Apparently reflecting the sour bilateral relations, the Russian side recently has seized one Japanese fishing boat after another in waters in the vicinity of the four islands, and has even levied fines on them.

 

Exhibiting presumptuous behavior, President Putin has sent Prime Minister Abe an invitation to a commemorative event on May 9, which marks the 75th anniversary of Russia’s victory over Germany in World War II. While the ceremony falls on the date when Stalin defeated Adolf Hitler, the two dictators should probably have been held responsible for igniting World War II by their collusion on a Russo-German non-aggression treaty to invade Poland from the east and west almost simultaneously.

 

The Prime Minister should turn down the invitation flatly.
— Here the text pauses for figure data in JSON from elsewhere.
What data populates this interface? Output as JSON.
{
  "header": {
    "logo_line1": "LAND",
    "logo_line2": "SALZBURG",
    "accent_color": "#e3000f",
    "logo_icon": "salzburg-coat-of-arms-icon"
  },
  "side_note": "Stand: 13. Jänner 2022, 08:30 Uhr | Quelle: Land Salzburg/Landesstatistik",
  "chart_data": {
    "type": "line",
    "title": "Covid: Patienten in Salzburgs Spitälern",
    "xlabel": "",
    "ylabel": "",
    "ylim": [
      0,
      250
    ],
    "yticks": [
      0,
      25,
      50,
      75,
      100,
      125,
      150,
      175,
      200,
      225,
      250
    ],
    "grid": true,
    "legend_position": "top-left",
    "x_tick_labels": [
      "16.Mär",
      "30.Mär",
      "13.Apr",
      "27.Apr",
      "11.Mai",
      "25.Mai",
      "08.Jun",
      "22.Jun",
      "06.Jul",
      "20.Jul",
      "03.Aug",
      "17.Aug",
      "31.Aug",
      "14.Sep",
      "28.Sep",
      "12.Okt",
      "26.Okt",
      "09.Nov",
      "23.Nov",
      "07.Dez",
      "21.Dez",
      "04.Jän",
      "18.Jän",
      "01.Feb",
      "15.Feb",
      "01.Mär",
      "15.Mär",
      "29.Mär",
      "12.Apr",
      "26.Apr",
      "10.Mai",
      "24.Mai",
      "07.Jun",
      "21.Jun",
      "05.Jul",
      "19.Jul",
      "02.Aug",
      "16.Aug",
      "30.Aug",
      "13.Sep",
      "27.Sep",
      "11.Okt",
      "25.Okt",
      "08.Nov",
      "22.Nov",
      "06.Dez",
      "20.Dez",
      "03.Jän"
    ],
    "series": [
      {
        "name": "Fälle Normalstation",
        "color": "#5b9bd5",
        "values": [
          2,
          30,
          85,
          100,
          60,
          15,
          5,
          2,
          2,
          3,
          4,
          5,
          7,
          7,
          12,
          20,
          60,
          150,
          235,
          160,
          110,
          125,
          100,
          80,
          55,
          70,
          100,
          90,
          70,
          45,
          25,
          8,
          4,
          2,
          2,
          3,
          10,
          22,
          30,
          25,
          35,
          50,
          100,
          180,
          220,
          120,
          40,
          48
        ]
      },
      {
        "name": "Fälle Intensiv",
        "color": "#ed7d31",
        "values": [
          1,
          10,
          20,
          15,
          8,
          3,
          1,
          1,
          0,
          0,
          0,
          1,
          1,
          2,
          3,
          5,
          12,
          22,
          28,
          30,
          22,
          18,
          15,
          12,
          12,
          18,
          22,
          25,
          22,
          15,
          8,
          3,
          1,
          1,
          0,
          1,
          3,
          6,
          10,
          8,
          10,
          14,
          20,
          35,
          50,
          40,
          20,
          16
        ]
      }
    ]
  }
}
If he attends Russia’s self-serving ceremony aimed at one-sidedly congratulating the Russian victory, it could give an impression of approval to a string of war crimes committed by Stalin, including the seizure of the Northern Territories’ four islands.

 

National Museum of Territory and Sovereignty

 

In late January, the National Museum of Territory and Sovereignty, run by the Cabinet secretariat, was reopened in Kasumigaseki, Tokyo. The refurbished museum is seven times as large as its predecessor was in the Hibiya Park location, where it was situated until 2019.

 

The museum includes exhibits explaining the territorial issue involving the Takeshima group of islets in the Sea of Japan, which South Korea has been illegally occupying, and the issue of the sovereignty over the Senkaku Islands in the East China Sea to which China has exerted claims. There are also new materials regarding the Northern Territories islands on display at the museum’s new venue.

 

Captions attached to the exhibits incorporate the terminology of past official statements, including terms that the Abe administration has tended to refrain from using since 2019. These terms — such as “illegal occupation” and “parts of the territory inherent to Japan” — are presented along with a plenitude of historical materials about the background and the current status of the issue. There are also graphics and photos, allowing visualization of the territorial issue in an easy-to-understand format.  

 

Immediately after the resumption of the museum’s operations, the Foreign Ministry of Russia summoned Japanese embassy officials in Moscow, protesting that the renovated Territory and Sovereignty Museum “runs contrary to the agreement between the leaders of Russia and Japan for creating a forward-looking atmosphere between the two countries.”

 

The prompt reaction on the Russian side speaks eloquently as to the accuracy and truth of the contents of the materials on display.

 

This is an exhibit that should be visited by officials of the Russian embassy in Japan as well as officials of other countries, foreign students, tourists, and anyone interested in gaining a full understanding of the truth and facts of this issue. It should also be visited by the members of Japan’s parliament. Its use should be promoted widely as one of the can’t-miss spots for elementary and other school trips throughout the country.

 

The Northern Territories sovereignty issue is a problem pending not only between Japan and Russia. It is also one of the unresolved questions of the world, left over since the war’s end.